If kids are to believe they are strong and competent, they need opportunities to make real contributions to their community. Work gives children the chance to demonstrate that they are smart and capable, and true self-esteem develops from genuine accomplishment, like digging potatoes and then mashing them by hand; cleaning up a spill; helping a new friend work a puzzle you’ve mastered; helping a teacher build a campfire for roasting cheese; or hauling a heavy bag of manure to the garden beds.
Children Firsters use adult tools and equipment in ways appropriate for them, whether that means using a real stove to cook cinnamon toast, a real screwdriver to take apart a printer, or a real camera to capture an image of a garden critter for our Field Guide.

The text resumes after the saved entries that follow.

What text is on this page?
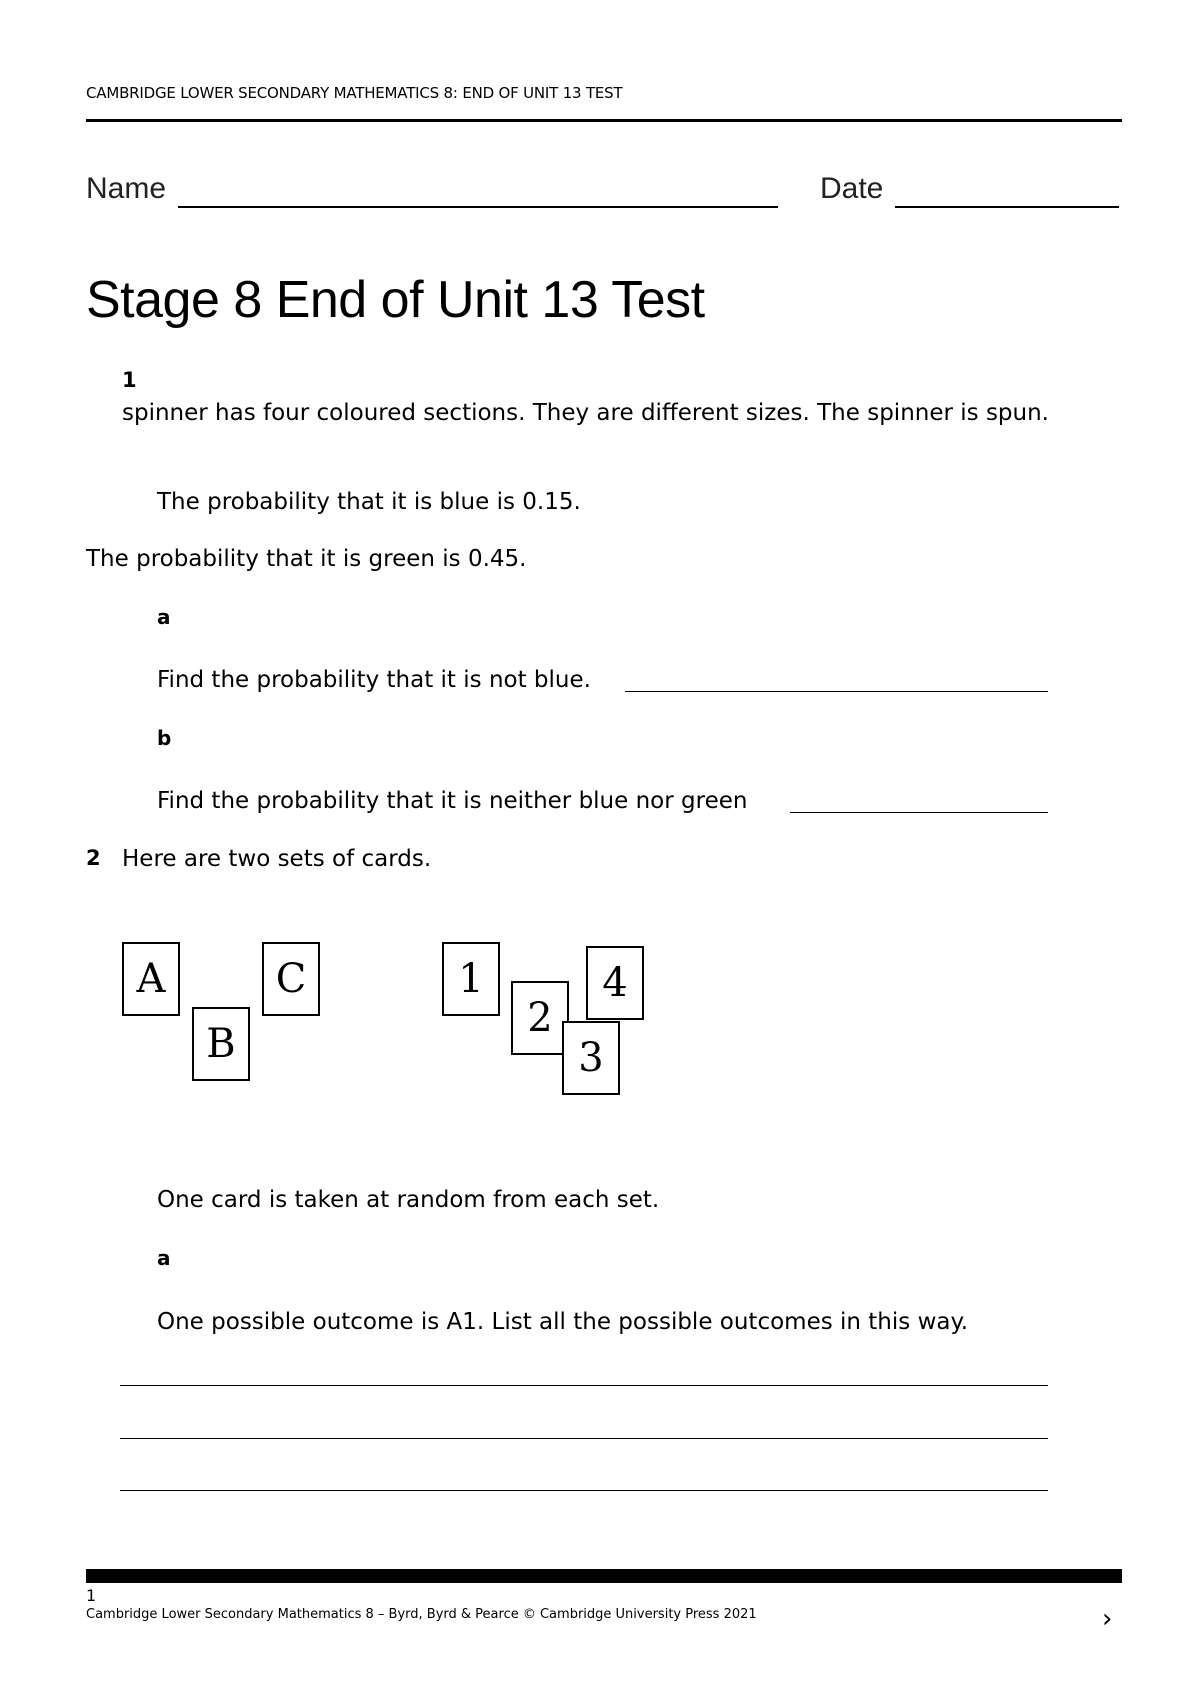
CAMBRIDGE LOWER SECONDARY MATHEMATICS 8: END OF UNIT 13 TEST
Name	Date
Stage 8 End of Unit 13 Test
1
spinner has four coloured sections. They are different sizes. The spinner is spun.
The probability that it is blue is 0.15.
The probability that it is green is 0.45.
a
Find the probability that it is not blue.
b
Find the probability that it is neither blue nor green
2 Here are two sets of cards.
A
B
C	1
2
4
3
One card is taken at random from each set.
a
One possible outcome is A1. List all the possible outcomes in this way.
1
Cambridge Lower Secondary Mathematics 8 – Byrd, Byrd & Pearce © Cambridge University Press 2021	›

Children also benefit from opportunities to face down challenges. Some of those challenges come in play, but others come from teachers who sense a child’s readiness to try something new and difficult. Children Firsters learn that a “must -do” is a task teachers are confident they can tackle, even if they aren’t sure yet. So it is that a child who usually avoids drawing will be asked to sketch his building before going outside to play; or a child who is unsure about storytelling will be brought to the story table and offered help to get started; or a child who never builds will be paired with enthusiastic builders in a small group activity.
How do you learn to draw? You just do it and that can help you practice it, and then you practice so many times you are great at it.